A week later, Ralph is cheerfully working on his lawn to celebrate the beginning of spring. Molly tries to eat her cereal beside Dina, but Dina reminds her “no food in the living room.” After breakfast, Molly calls Jack. He’s still consciously working to “hold a grudge” and he says little before hanging up. Molly takes the bus to the library. On the way, she listens to her recordings of Vivian. At one point, Vivian told her that some periods of life have more meaning than others. She explained that her life since the age of twenty-three has been “flat.” Molly considers Vivian’s lonely life, with her relatives and husband dead and no children. She thinks about Vivian’s view that important people “stay” in one’s life, “haunting us” in the present.

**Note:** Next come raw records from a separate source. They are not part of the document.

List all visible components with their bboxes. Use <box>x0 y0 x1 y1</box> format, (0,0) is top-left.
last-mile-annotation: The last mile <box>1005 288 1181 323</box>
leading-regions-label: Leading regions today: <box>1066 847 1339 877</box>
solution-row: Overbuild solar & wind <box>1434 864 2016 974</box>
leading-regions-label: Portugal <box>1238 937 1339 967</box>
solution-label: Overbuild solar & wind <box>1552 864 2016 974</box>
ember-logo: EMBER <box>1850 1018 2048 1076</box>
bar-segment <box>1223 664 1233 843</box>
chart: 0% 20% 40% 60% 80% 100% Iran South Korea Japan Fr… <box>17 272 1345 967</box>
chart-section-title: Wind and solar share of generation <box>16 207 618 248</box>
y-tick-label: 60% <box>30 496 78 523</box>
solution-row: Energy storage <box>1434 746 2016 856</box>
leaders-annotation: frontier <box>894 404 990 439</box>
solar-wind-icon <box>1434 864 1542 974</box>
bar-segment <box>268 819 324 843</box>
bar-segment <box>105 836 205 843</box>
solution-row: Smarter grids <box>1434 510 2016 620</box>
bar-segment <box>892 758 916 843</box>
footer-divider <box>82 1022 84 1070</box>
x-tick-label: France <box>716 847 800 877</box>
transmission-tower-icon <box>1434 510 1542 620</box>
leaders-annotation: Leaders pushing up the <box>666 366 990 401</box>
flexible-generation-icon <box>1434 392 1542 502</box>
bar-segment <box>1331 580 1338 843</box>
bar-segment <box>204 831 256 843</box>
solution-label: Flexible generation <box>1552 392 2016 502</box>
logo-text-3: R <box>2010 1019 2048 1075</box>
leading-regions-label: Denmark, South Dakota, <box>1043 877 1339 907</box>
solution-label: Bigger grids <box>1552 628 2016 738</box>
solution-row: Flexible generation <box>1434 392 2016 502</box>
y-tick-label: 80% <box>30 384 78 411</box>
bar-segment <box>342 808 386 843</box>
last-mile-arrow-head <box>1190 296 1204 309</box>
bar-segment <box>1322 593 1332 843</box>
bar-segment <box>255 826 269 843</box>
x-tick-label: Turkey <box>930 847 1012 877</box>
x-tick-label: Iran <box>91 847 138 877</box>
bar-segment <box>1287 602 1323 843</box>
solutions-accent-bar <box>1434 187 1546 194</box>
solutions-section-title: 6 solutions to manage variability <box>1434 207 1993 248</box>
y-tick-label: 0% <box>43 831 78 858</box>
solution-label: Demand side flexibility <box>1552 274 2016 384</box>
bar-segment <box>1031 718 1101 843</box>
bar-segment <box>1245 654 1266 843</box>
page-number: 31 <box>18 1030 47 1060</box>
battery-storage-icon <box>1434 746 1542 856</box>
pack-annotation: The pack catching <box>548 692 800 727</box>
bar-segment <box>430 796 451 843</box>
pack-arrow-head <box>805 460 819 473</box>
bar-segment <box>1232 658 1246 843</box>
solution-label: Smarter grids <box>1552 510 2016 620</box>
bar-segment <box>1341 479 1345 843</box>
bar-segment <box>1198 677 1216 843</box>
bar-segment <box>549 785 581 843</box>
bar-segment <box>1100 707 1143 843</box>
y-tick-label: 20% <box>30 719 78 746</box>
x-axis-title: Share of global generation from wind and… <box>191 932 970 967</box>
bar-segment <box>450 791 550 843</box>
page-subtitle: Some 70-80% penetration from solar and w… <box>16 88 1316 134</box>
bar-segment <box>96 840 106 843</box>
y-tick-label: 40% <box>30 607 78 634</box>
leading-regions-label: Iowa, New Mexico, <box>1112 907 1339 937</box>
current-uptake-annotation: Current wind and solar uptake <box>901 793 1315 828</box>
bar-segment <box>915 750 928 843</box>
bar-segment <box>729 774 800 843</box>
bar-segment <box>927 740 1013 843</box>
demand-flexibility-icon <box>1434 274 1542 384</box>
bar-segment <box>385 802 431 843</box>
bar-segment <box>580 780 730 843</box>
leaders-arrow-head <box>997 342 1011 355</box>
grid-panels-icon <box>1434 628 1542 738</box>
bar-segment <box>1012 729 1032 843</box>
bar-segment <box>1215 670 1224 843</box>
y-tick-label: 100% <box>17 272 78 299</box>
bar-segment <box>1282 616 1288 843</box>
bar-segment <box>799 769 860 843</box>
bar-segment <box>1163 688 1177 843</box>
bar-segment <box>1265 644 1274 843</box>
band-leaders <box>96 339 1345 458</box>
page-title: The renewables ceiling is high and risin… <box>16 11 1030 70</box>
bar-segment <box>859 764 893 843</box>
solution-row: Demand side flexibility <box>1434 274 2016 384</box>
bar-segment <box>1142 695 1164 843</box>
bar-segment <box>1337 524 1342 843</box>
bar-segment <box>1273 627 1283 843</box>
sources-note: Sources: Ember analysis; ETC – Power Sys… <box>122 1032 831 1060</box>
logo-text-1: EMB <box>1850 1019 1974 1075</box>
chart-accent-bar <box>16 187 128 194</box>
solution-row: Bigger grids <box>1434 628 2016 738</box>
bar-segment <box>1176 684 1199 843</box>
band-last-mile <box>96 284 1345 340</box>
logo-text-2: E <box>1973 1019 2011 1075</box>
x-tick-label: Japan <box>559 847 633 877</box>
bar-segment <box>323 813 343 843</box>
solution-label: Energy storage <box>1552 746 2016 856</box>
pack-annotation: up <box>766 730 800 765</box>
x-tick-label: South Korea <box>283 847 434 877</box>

She feels “Vivian has given [her] community service sentence meaning” and she “wants to give something back.”
Molly’s attempt to eat beside Dina suggests that she is making a small effort at improving their relationship—but Dina’s reaction highlights how she actively keeps Molly at a distance. Vivian’s theory that some eras of life have more meaning and that most of her life has been “flat” implies that meaning is created through human relationships, change, and struggle. Vivian’s use of the word “haunting” connotes a ghost who has unfinished business, calling back to the prologue and implying that Vivian’s present life still contains unfinished business. Molly’s desire to “give back” to Vivian shows how their relationship has allowed Molly to open up and start genuinely caring for others.
Molly decides to help Vivian “find peace” by finding answers to the “mysteries” in her story. At the library, she researches the history of Irish immigration. On a library computer, she researches key words from Vivian’s story, like “Agnes Pauline” and “Lower east Side Elizabeth St. fire 1929.” She finds the Agnes Pauline passenger records and the death notices for Vivian’s father and brothers - but not her sister. Molly then researches the Schatzmans, and discovers that in 1929 they adopted a daughter, Margaret. Molly realizes the daughter was Maisie. With further research, she discovers that Maisie lived in upstate New York, had several children and grandchildren, and died just the year before. Molly wonders how she will tell Vivian.
Molly’s choice to research the “mysteries” in Vivian’s past suggests that in Molly’s view, Vivian’s life story is still unsettled. Molly’s view is supported by Vivian’s own comments, which implied that her connections to lost loved ones were unresolved. Molly’s discovery reveals that during all of these years, Vivian wasn’t as alone as she believed. Yet by lying to her, the Schatzmans effectively turned Maisie into a ghost, robbing Vivian of the chance to connect with her only living family member. The fact that Maisie died just the year before, then, makes this discovery all the more tragic.